FEA Add Information Gain and Information Gain Ratio feature selection functions #28905

StefanieSenger · 2024-04-28T06:45:33Z

Reference Issues/PRs

What does this implement/fix? Explain your changes.

This 2016 PR intended to add info_gain and info_gain_ratio functions for univariate feature selection. Here, I update and finish it up. For further information, please refer to the discussion on the old PR.

…ions setup

…kar/scikit-learn into ig-and-igr-feature-selection

…nual values; moved IGR tests

…ctions

OmarManzoor

Thanks for the PR @StefanieSenger . Would it make sense to add a test which compares the transformed X between the information gain and information gain ratio, since they should be generally the same?

StefanieSenger · 2024-05-10T11:55:06Z

I have added such a test @OmarManzoor, maybe it helps if one day someone works on the if ratio block in _info_gain(), which is infact the only few lines that differ between both functions.

OmarManzoor

A few minor suggestions otherwise this looks good. Thanks @StefanieSenger

sklearn/feature_selection/_univariate_selection.py

Co-authored-by: Omar Salman <omar.salman@arbisoft.com>

StefanieSenger · 2024-05-13T07:35:47Z

Nice, thank you @OmarManzoor

glemaitre

Just a couple of first comments to use scipy instead of our own implementation of the entropy or the KL divergence.

doc/modules/feature_selection.rst

glemaitre · 2024-05-21T15:31:06Z

doc/whats_new/v1.6.rst

+
+- |Feature| :func:`~feature_selection.info_gain` and
+  :func:`~feature_selection.info_gain_ratio` can now be used for
+  univariate feature selection. :pr:`28905` by :user:`Viktor Pekar <vpekar>`.


Suggested change

univariate feature selection. :pr:`28905` by :user:`Viktor Pekar <vpekar>`.

univariate feature selection.

:pr:`28905` by :user:`Viktor Pekar <vpekar>` and

:user:`Stefanie Senger <StefanieSenger>`.

glemaitre · 2024-05-21T15:34:01Z

sklearn/feature_selection/_univariate_selection.py

+def _get_entropy(prob):
+    t = np.log2(prob)
+    t[~np.isfinite(t)] = 0
+    return np.multiply(-prob, t)


Nowadays, I think this is implemented in scipy.stats.entropy: https://docs.scipy.org/doc/scipy/reference/generated/scipy.stats.entropy.html

The base here is set to 2 (I have to check if it makes sense or not).

I have substituted this function with one of the scipy entropy ones (scipi.special.entr()), though I need to admid I don't understand that and have just chosen the one that would not raise when running the tests.
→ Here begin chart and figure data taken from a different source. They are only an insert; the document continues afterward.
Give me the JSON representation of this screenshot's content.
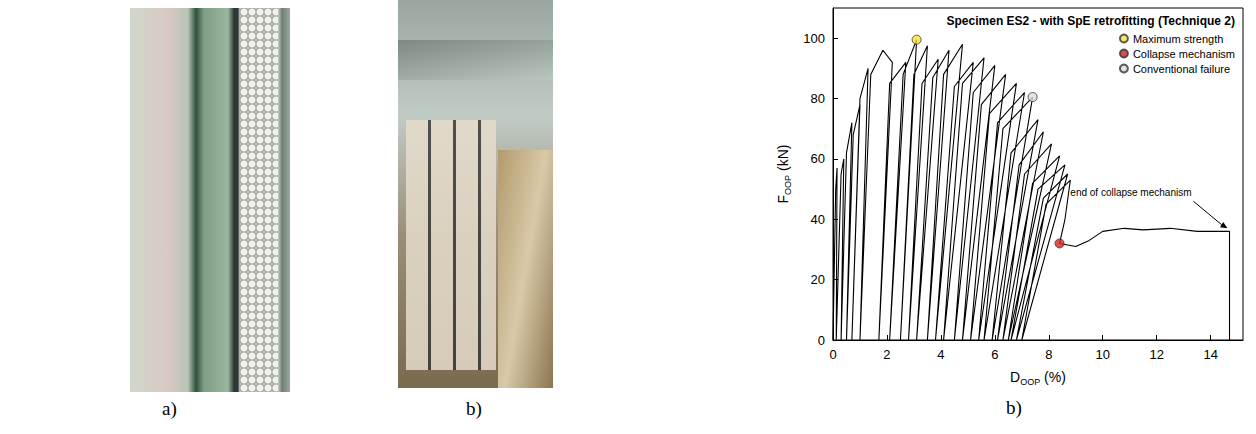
{
  "photo_panels": [
    {
      "label": "a)"
    },
    {
      "label": "b)"
    }
  ],
  "chart_data": {
    "type": "line",
    "panel_label": "b)",
    "title": "Specimen ES2 - with SpE retrofitting (Technique 2)",
    "title_bold": "ES2",
    "x_label": {
      "text": "D",
      "subscript": "OOP",
      "unit": "(%)"
    },
    "y_label": {
      "text": "F",
      "subscript": "OOP",
      "unit": "(kN)"
    },
    "xlim": [
      0,
      15.2
    ],
    "xticks": [
      0,
      2,
      4,
      6,
      8,
      10,
      12,
      14
    ],
    "ylim": [
      0,
      110
    ],
    "yticks": [
      0,
      20,
      40,
      60,
      80,
      100
    ],
    "grid": false,
    "legend": "top-right",
    "series": [
      {
        "type": "line",
        "color": "#000000",
        "line_style": "solid",
        "x": [
          0,
          0.1,
          0.15,
          0.12,
          0.3,
          0.4,
          0.3,
          0.5,
          0.7,
          0.5,
          0.75,
          1.0,
          0.7,
          1.0,
          1.3,
          1.0,
          1.4,
          1.85,
          2.2,
          1.7,
          2.1,
          2.7,
          2.1,
          2.6,
          3.1,
          2.5,
          3.0,
          3.5,
          2.8,
          3.3,
          3.9,
          3.1,
          3.7,
          4.3,
          3.5,
          4.1,
          4.8,
          3.8,
          4.5,
          5.2,
          4.1,
          4.8,
          5.6,
          4.5,
          5.2,
          6.0,
          4.8,
          5.5,
          6.4,
          5.1,
          5.8,
          6.8,
          5.4,
          6.1,
          7.1,
          5.6,
          6.3,
          7.4,
          5.9,
          6.6,
          7.6,
          6.1,
          6.9,
          7.8,
          6.3,
          7.1,
          8.1,
          6.5,
          7.4,
          8.4,
          6.6,
          7.6,
          8.6,
          6.8,
          7.8,
          8.7,
          7.0,
          7.9,
          8.8,
          8.6,
          8.4,
          9.0,
          9.5,
          10.0,
          10.8,
          11.5,
          12.5,
          13.5,
          14.7,
          14.7
        ],
        "values": [
          0,
          50,
          57,
          0,
          55,
          60,
          0,
          62,
          72,
          0,
          68,
          78,
          0,
          80,
          90,
          0,
          88,
          96,
          92,
          0,
          85,
          92,
          0,
          88,
          99.5,
          0,
          88,
          97.5,
          0,
          85,
          93,
          0,
          87,
          96,
          0,
          88,
          98,
          0,
          84,
          92,
          0,
          85,
          93.5,
          0,
          82,
          91,
          0,
          78,
          88,
          0,
          75,
          85,
          0,
          72,
          82,
          0,
          70,
          80.5,
          0,
          62,
          73,
          0,
          58,
          69,
          0,
          55,
          65,
          0,
          52,
          61,
          0,
          50,
          58,
          0,
          47,
          55,
          0,
          45,
          53,
          40,
          32,
          31,
          33,
          36,
          37,
          36.5,
          37,
          36,
          36,
          0
        ]
      },
      {
        "type": "scatter",
        "name": "Maximum strength",
        "color": "#f2e33c",
        "marker": "circle",
        "x": [
          3.1
        ],
        "values": [
          99.5
        ]
      },
      {
        "type": "scatter",
        "name": "Collapse mechanism",
        "color": "#d8231c",
        "marker": "circle",
        "x": [
          8.4
        ],
        "values": [
          32
        ]
      },
      {
        "type": "scatter",
        "name": "Conventional failure",
        "color": "#dcdcdc",
        "marker": "circle",
        "x": [
          7.4
        ],
        "values": [
          80.5
        ]
      }
    ],
    "annotations": [
      {
        "text": "end of collapse mechanism",
        "x": 14.7,
        "y": 36
      }
    ]
  }
}
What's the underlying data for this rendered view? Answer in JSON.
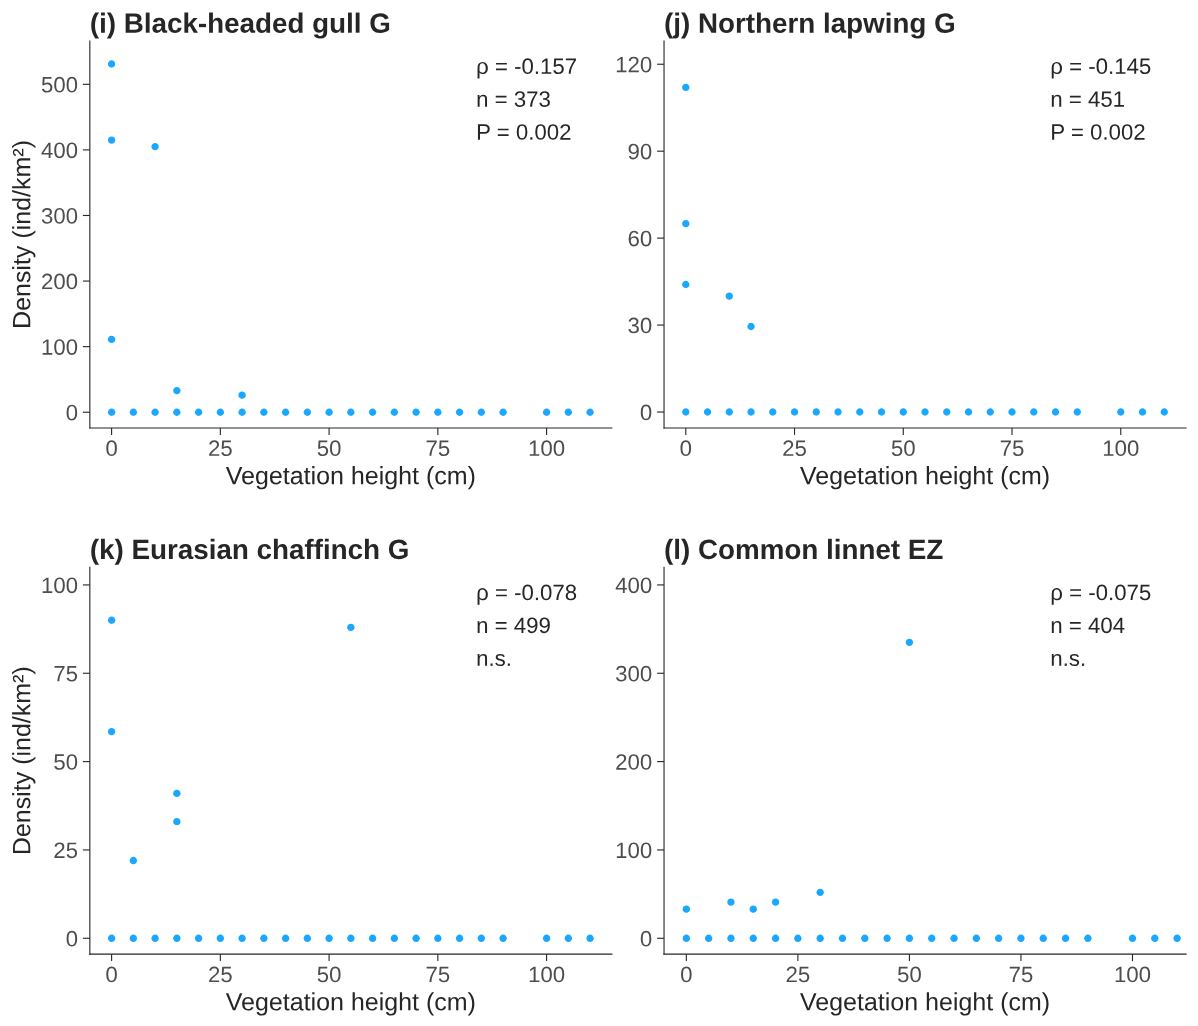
{
  "chart_data": [
    {
      "type": "scatter",
      "title": "(i) Black-headed gull G",
      "xlabel": "Vegetation height (cm)",
      "ylabel": "Density (ind/km²)",
      "annotations": [
        "ρ = -0.157",
        "n = 373",
        "P = 0.002"
      ],
      "xlim": [
        -5,
        115
      ],
      "ylim": [
        -24,
        566
      ],
      "xticks": [
        0,
        25,
        50,
        75,
        100
      ],
      "yticks": [
        0,
        100,
        200,
        300,
        400,
        500
      ],
      "grid": false,
      "marker": "circle",
      "series": [
        {
          "color": "#1aa7ff",
          "x": [
            0,
            0,
            10,
            0,
            15,
            30,
            0,
            5,
            10,
            15,
            20,
            25,
            30,
            35,
            40,
            45,
            50,
            55,
            60,
            65,
            70,
            75,
            80,
            85,
            90,
            100,
            105,
            110
          ],
          "values": [
            531,
            415,
            405,
            111,
            33,
            26,
            0,
            0,
            0,
            0,
            0,
            0,
            0,
            0,
            0,
            0,
            0,
            0,
            0,
            0,
            0,
            0,
            0,
            0,
            0,
            0,
            0,
            0
          ]
        }
      ]
    },
    {
      "type": "scatter",
      "title": "(j) Northern lapwing G",
      "xlabel": "Vegetation height (cm)",
      "annotations": [
        "ρ = -0.145",
        "n = 451",
        "P = 0.002"
      ],
      "xlim": [
        -5,
        115
      ],
      "ylim": [
        -5.5,
        128
      ],
      "xticks": [
        0,
        25,
        50,
        75,
        100
      ],
      "yticks": [
        0,
        30,
        60,
        90,
        120
      ],
      "grid": false,
      "marker": "circle",
      "series": [
        {
          "color": "#1aa7ff",
          "x": [
            0,
            0,
            0,
            10,
            15,
            0,
            5,
            10,
            15,
            20,
            25,
            30,
            35,
            40,
            45,
            50,
            55,
            60,
            65,
            70,
            75,
            80,
            85,
            90,
            100,
            105,
            110
          ],
          "values": [
            112,
            65,
            44,
            40,
            29.5,
            0,
            0,
            0,
            0,
            0,
            0,
            0,
            0,
            0,
            0,
            0,
            0,
            0,
            0,
            0,
            0,
            0,
            0,
            0,
            0,
            0,
            0
          ]
        }
      ]
    },
    {
      "type": "scatter",
      "title": "(k) Eurasian chaffinch G",
      "xlabel": "Vegetation height (cm)",
      "ylabel": "Density (ind/km²)",
      "annotations": [
        "ρ = -0.078",
        "n = 499",
        "n.s."
      ],
      "xlim": [
        -5,
        115
      ],
      "ylim": [
        -4.5,
        105
      ],
      "xticks": [
        0,
        25,
        50,
        75,
        100
      ],
      "yticks": [
        0,
        25,
        50,
        75,
        100
      ],
      "grid": false,
      "marker": "circle",
      "series": [
        {
          "color": "#1aa7ff",
          "x": [
            0,
            0,
            55,
            15,
            15,
            5,
            0,
            5,
            10,
            15,
            20,
            25,
            30,
            35,
            40,
            45,
            50,
            55,
            60,
            65,
            70,
            75,
            80,
            85,
            90,
            100,
            105,
            110
          ],
          "values": [
            90,
            58.5,
            88,
            41,
            33,
            22,
            0,
            0,
            0,
            0,
            0,
            0,
            0,
            0,
            0,
            0,
            0,
            0,
            0,
            0,
            0,
            0,
            0,
            0,
            0,
            0,
            0,
            0
          ]
        }
      ]
    },
    {
      "type": "scatter",
      "title": "(l) Common linnet EZ",
      "xlabel": "Vegetation height (cm)",
      "annotations": [
        "ρ = -0.075",
        "n = 404",
        "n.s."
      ],
      "xlim": [
        -5,
        112
      ],
      "ylim": [
        -18,
        420
      ],
      "xticks": [
        0,
        25,
        50,
        75,
        100
      ],
      "yticks": [
        0,
        100,
        200,
        300,
        400
      ],
      "grid": false,
      "marker": "circle",
      "series": [
        {
          "color": "#1aa7ff",
          "x": [
            50,
            30,
            10,
            20,
            0,
            15,
            0,
            5,
            10,
            15,
            20,
            25,
            30,
            35,
            40,
            45,
            50,
            55,
            60,
            65,
            70,
            75,
            80,
            85,
            90,
            100,
            105,
            110
          ],
          "values": [
            335,
            52,
            41,
            41,
            33,
            33,
            0,
            0,
            0,
            0,
            0,
            0,
            0,
            0,
            0,
            0,
            0,
            0,
            0,
            0,
            0,
            0,
            0,
            0,
            0,
            0,
            0,
            0
          ]
        }
      ]
    }
  ]
}
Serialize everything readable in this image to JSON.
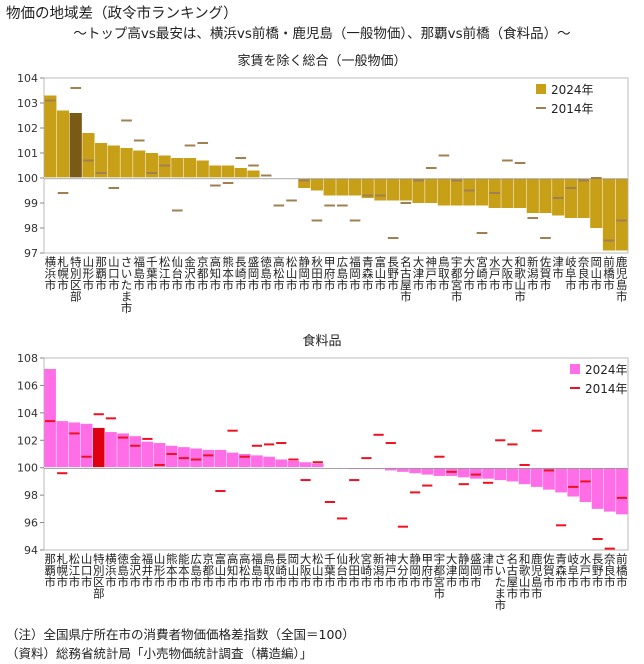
{
  "header": {
    "title": "物価の地域差（政令市ランキング）",
    "subtitle": "～トップ高vs最安は、横浜vs前橋・鹿児島（一般物価）、那覇vs前橋（食料品）～"
  },
  "notes": {
    "note": "（注）全国県庁所在市の消費者物価価格差指数（全国＝100）",
    "source": "（資料）総務省統計局「小売物価統計調査（構造編）」"
  },
  "chart_data": [
    {
      "type": "bar",
      "title": "家賃を除く総合（一般物価）",
      "ylim": [
        97,
        104
      ],
      "ticks": [
        97,
        98,
        99,
        100,
        101,
        102,
        103,
        104
      ],
      "baseline": 100,
      "grid": false,
      "legend_position": "top-right",
      "bar_color": "#c8a018",
      "highlight_color": "#7a5a14",
      "marker_color": "#a08050",
      "highlight": "特別区部",
      "categories": [
        "横浜市",
        "札幌市",
        "特別区部",
        "山形市",
        "那覇市",
        "山口市",
        "さいたま市",
        "福島市",
        "千葉市",
        "松江市",
        "仙台市",
        "金沢市",
        "京都市",
        "高知市",
        "熊本市",
        "長崎市",
        "盛岡市",
        "徳島市",
        "高松市",
        "松山市",
        "静岡市",
        "秋田市",
        "甲府市",
        "広島市",
        "福岡市",
        "青森市",
        "富山市",
        "長野市",
        "名古屋市",
        "大津市",
        "神戸市",
        "鳥取市",
        "宇都宮市",
        "大分市",
        "宮崎市",
        "水戸市",
        "大阪市",
        "和歌山市",
        "新潟市",
        "佐賀市",
        "津市",
        "岐阜市",
        "奈良市",
        "岡山市",
        "前橋市",
        "鹿児島市"
      ],
      "series": [
        {
          "name": "2024年",
          "type": "bar",
          "values": [
            103.3,
            102.7,
            102.6,
            101.8,
            101.4,
            101.3,
            101.2,
            101.1,
            101.0,
            100.9,
            100.8,
            100.8,
            100.7,
            100.5,
            100.5,
            100.4,
            100.3,
            100.0,
            100.0,
            100.0,
            99.6,
            99.5,
            99.3,
            99.3,
            99.3,
            99.2,
            99.1,
            99.1,
            99.1,
            99.0,
            99.0,
            98.9,
            98.9,
            98.9,
            98.9,
            98.8,
            98.8,
            98.8,
            98.6,
            98.6,
            98.5,
            98.4,
            98.4,
            98.0,
            97.1,
            97.1
          ]
        },
        {
          "name": "2014年",
          "type": "marker",
          "values": [
            103.1,
            99.4,
            103.6,
            100.7,
            100.2,
            99.6,
            102.3,
            101.5,
            100.2,
            100.5,
            98.7,
            101.3,
            101.4,
            99.7,
            99.8,
            100.8,
            100.5,
            100.1,
            98.9,
            99.1,
            99.9,
            98.3,
            98.9,
            98.9,
            98.3,
            99.3,
            99.3,
            97.6,
            99.0,
            99.9,
            100.4,
            100.9,
            99.9,
            99.5,
            97.8,
            99.4,
            100.7,
            100.6,
            98.4,
            97.6,
            99.2,
            99.6,
            99.9,
            100.0,
            97.5,
            98.3
          ]
        }
      ]
    },
    {
      "type": "bar",
      "title": "食料品",
      "ylim": [
        94,
        108
      ],
      "ticks": [
        94,
        96,
        98,
        100,
        102,
        104,
        106,
        108
      ],
      "baseline": 100,
      "grid": false,
      "legend_position": "top-right",
      "bar_color": "#ff6ee6",
      "highlight_color": "#dd0011",
      "marker_color": "#ee1122",
      "highlight": "特別区部",
      "categories": [
        "那覇市",
        "札幌市",
        "松江市",
        "山口市",
        "特別区部",
        "横浜市",
        "徳島市",
        "金沢市",
        "福井市",
        "山形市",
        "熊本市",
        "能本市",
        "広島市",
        "京都市",
        "富山市",
        "高知市",
        "高松市",
        "福島市",
        "鳥取市",
        "長崎市",
        "岡山市",
        "大阪市",
        "松山市",
        "千葉市",
        "仙台市",
        "秋田市",
        "宮崎市",
        "新潟市",
        "神戸市",
        "大分市",
        "静岡市",
        "甲府市",
        "宇都宮市",
        "大津市",
        "静岡市",
        "盛岡市",
        "津市",
        "さいたま市",
        "名古屋市",
        "和歌山市",
        "鹿児島市",
        "佐賀市",
        "青森市",
        "岐阜市",
        "水戸市",
        "長野市",
        "奈良市",
        "前橋市"
      ],
      "series": [
        {
          "name": "2024年",
          "type": "bar",
          "values": [
            107.2,
            103.4,
            103.3,
            103.2,
            102.9,
            102.6,
            102.5,
            102.3,
            101.9,
            101.8,
            101.6,
            101.5,
            101.4,
            101.3,
            101.3,
            101.1,
            101.0,
            100.9,
            100.8,
            100.6,
            100.5,
            100.4,
            100.3,
            100.0,
            100.0,
            99.9,
            99.9,
            99.9,
            99.8,
            99.7,
            99.6,
            99.5,
            99.4,
            99.4,
            99.3,
            99.2,
            99.2,
            99.1,
            99.0,
            98.8,
            98.6,
            98.4,
            98.2,
            97.9,
            97.5,
            97.0,
            96.8,
            96.6
          ]
        },
        {
          "name": "2014年",
          "type": "marker",
          "values": [
            103.4,
            99.6,
            102.5,
            100.8,
            103.9,
            103.6,
            102.2,
            101.6,
            102.1,
            100.2,
            101.0,
            100.7,
            100.6,
            100.9,
            98.3,
            102.7,
            100.8,
            101.6,
            101.7,
            101.8,
            100.6,
            99.1,
            100.4,
            97.5,
            96.3,
            99.1,
            100.7,
            102.4,
            101.8,
            95.7,
            98.2,
            98.7,
            100.8,
            99.7,
            98.8,
            99.5,
            98.9,
            102.0,
            101.7,
            100.2,
            102.7,
            99.8,
            95.8,
            98.6,
            99.0,
            94.8,
            94.1,
            97.8
          ]
        }
      ]
    }
  ]
}
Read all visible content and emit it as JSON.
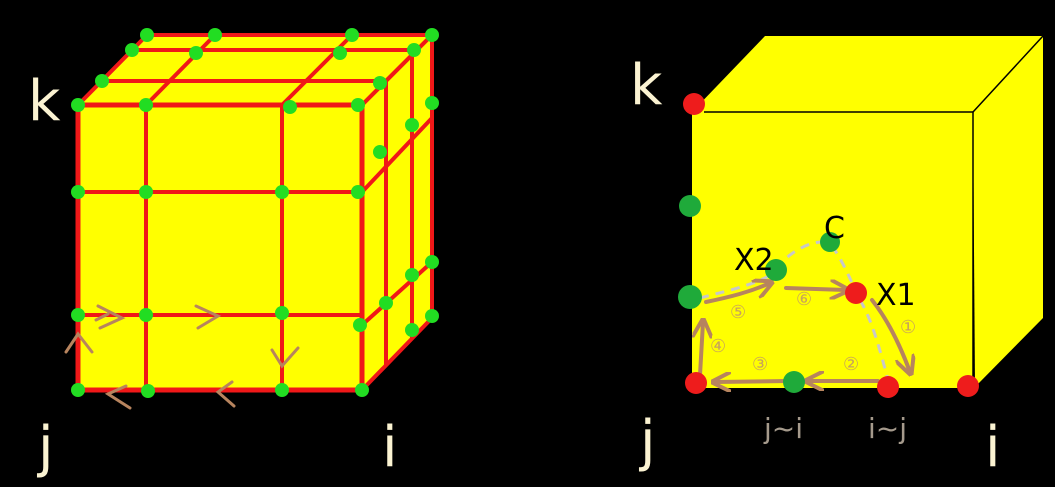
{
  "colors": {
    "background": "#000000",
    "face": "#ffff00",
    "grid_line": "#f01818",
    "grid_point": "#22dd22",
    "label": "#fbf3d2",
    "path_arrow": "#b7845e",
    "dashed_path": "#c8c8c8"
  },
  "left_cube": {
    "label_k": "k",
    "label_j": "j",
    "label_i": "i"
  },
  "right_cube": {
    "label_k": "k",
    "label_j": "j",
    "label_i": "i",
    "node_c": "C",
    "node_x1": "X1",
    "node_x2": "X2",
    "edge_j_i": "j~i",
    "edge_i_j": "i~j",
    "steps": [
      "①",
      "②",
      "③",
      "④",
      "⑤",
      "⑥"
    ]
  }
}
glemaitre · 2024-05-21T18:00:12Z

sklearn/feature_selection/_univariate_selection.py

+    def _a_log_a_div_b(a, b):
+        with np.errstate(invalid="ignore", divide="ignore"):
+            t = np.log2(a / b)
+        t[~np.isfinite(t)] = 0
+        return np.multiply(a, t)


supposidely this could be replaced by the rel_entr from scipy: https://docs.scipy.org/doc/scipy/reference/generated/scipy.special.rel_entr.html#scipy.special.rel_entr

The difference is that we use log2 instead of the log base e in the scipy definition. I have to check.

So I assume that we could use the natural logarithm anywhere because it would only be different by a constant multiplier and since we are only comparing the information everywhere then it should not matter

Okay, we had talked about this. This time I found that scipy.special.rel_entr() was the one that had the same results as before.

glemaitre · 2024-05-21T18:21:41Z

sklearn/feature_selection/_univariate_selection.py

+    c_prob = c_count / c_count.sum()
+    fc_prob = fc_count / total
+
+    c_f = _a_log_a_div_b(fc_prob, c_prob * f_prob)


To give an example regarding the base, here it would be equivalent to:

c_f = rel_entr(fc_prob, c_prob * f_prob) / np.log(2)

Yes, that worked.

glemaitre · 2024-05-21T18:29:31Z

examples/feature_selection/plot_compare_feature_selection.py

@@ -0,0 +1,115 @@
+"""


We will probably avoid to have a new example and instead we should edit an existing one.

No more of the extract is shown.